- Born: Leila Euphemia Apinke Moore 23 March 1933 Lagos, Colony and Protectorate of Nigeria
- Died: September 2025 (aged 92)
- Occupations: Nurse, lawyer, educationist
- Children: 3

= Leila Fowler =

Nigerian educationalist (1933–2025)

Chief Leila Euphemia Apinke Fowler, (23 March 1933 – September 2025) was a Nigerian educationalist who founded a school. She was awarded the Nigerian chieftaincy of Yeye Mofin of Lagos by Adeyinka Oyekan, that kingdom's monarch.

==Life and career==
Fowler was born in Lagos, Nigeria, on 23 March 1933. Her father was Peter Moore. She attended the CMS Girls School, Lagos, but qualified with a Cambridge Certificate at the Queen of Rosary College, Onitsha, in 1951. She initially worked as a teacher and started to train as a nurse in London. She left and met her future husband, who was a consultant in Lagos. They married in 1953 and had three children.

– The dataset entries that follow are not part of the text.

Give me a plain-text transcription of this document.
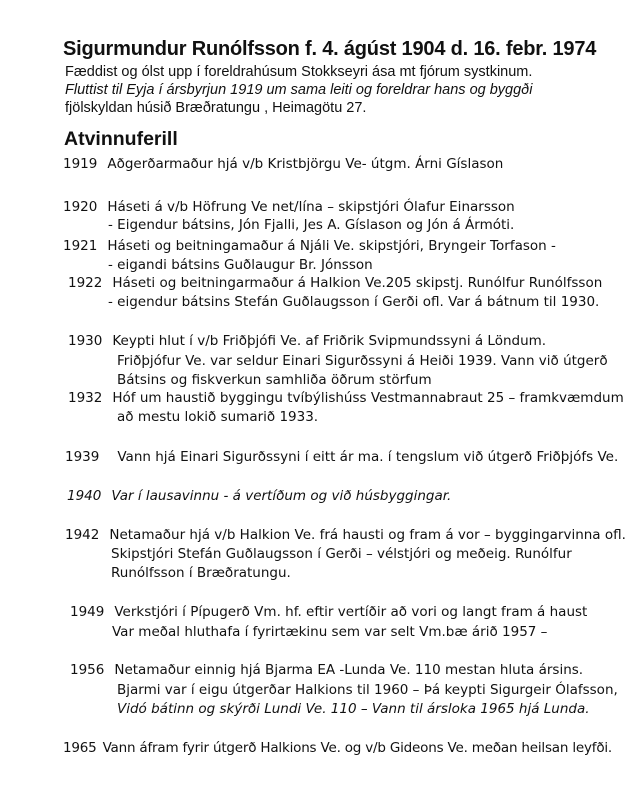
Sigurmundur Runólfsson f. 4. ágúst 1904 d. 16. febr. 1974
Fæddist og ólst upp í foreldrahúsum Stokkseyri ása mt fjórum systkinum.
Fluttist til Eyja í ársbyrjun 1919 um sama leiti og foreldrar hans og byggði
fjölskyldan húsið Bræðratungu , Heimagötu 27.
Atvinnuferill
1919 Aðgerðarmaður hjá v/b Kristbjörgu Ve- útgm. Árni Gíslason
1920 Háseti á v/b Höfrung Ve net/lína – skipstjóri Ólafur Einarsson
- Eigendur bátsins, Jón Fjalli, Jes A. Gíslason og Jón á Ármóti.
1921 Háseti og beitningamaður á Njáli Ve. skipstjóri, Bryngeir Torfason -
- eigandi bátsins Guðlaugur Br. Jónsson
1922 Háseti og beitningarmaður á Halkion Ve.205 skipstj. Runólfur Runólfsson
- eigendur bátsins Stefán Guðlaugsson í Gerði ofl. Var á bátnum til 1930.
1930 Keypti hlut í v/b Friðþjófi Ve. af Friðrik Svipmundssyni á Löndum.
Friðþjófur Ve. var seldur Einari Sigurðssyni á Heiði 1939. Vann við útgerð
Bátsins og fiskverkun samhliða öðrum störfum
1932 Hóf um haustið byggingu tvíbýlishúss Vestmannabraut 25 – framkvæmdum
að mestu lokið sumarið 1933.
1939 Vann hjá Einari Sigurðssyni í eitt ár ma. í tengslum við útgerð Friðþjófs Ve.
1940 Var í lausavinnu - á vertíðum og við húsbyggingar.
1942 Netamaður hjá v/b Halkion Ve. frá hausti og fram á vor – byggingarvinna ofl.
Skipstjóri Stefán Guðlaugsson í Gerði – vélstjóri og meðeig. Runólfur
Runólfsson í Bræðratungu.
1949 Verkstjóri í Pípugerð Vm. hf. eftir vertíðir að vori og langt fram á haust
Var meðal hluthafa í fyrirtækinu sem var selt Vm.bæ árið 1957 –
1956 Netamaður einnig hjá Bjarma EA -Lunda Ve. 110 mestan hluta ársins.
Bjarmi var í eigu útgerðar Halkions til 1960 – Þá keypti Sigurgeir Ólafsson,
Vidó bátinn og skýrði Lundi Ve. 110 – Vann til ársloka 1965 hjá Lunda.
1965 Vann áfram fyrir útgerð Halkions Ve. og v/b Gideons Ve. meðan heilsan leyfði.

Fowler trained to be a lawyer at the Middle Temple and studied at the University of London. She was called to the UK Bar in 1962 and the Supreme Court of Nigeria in 1963. She worked for two groups of Lagos lawyers before launching her own company, where she specialised in insurance law.

Fowler founded the Vivian Fowler Memorial College for Girls in January 1991. The school was named after her daughter who had died.

Her husband, Vidal Fowler, died in 2015. On 8 September 2025, it was announced that Fowler had died at the age of 92.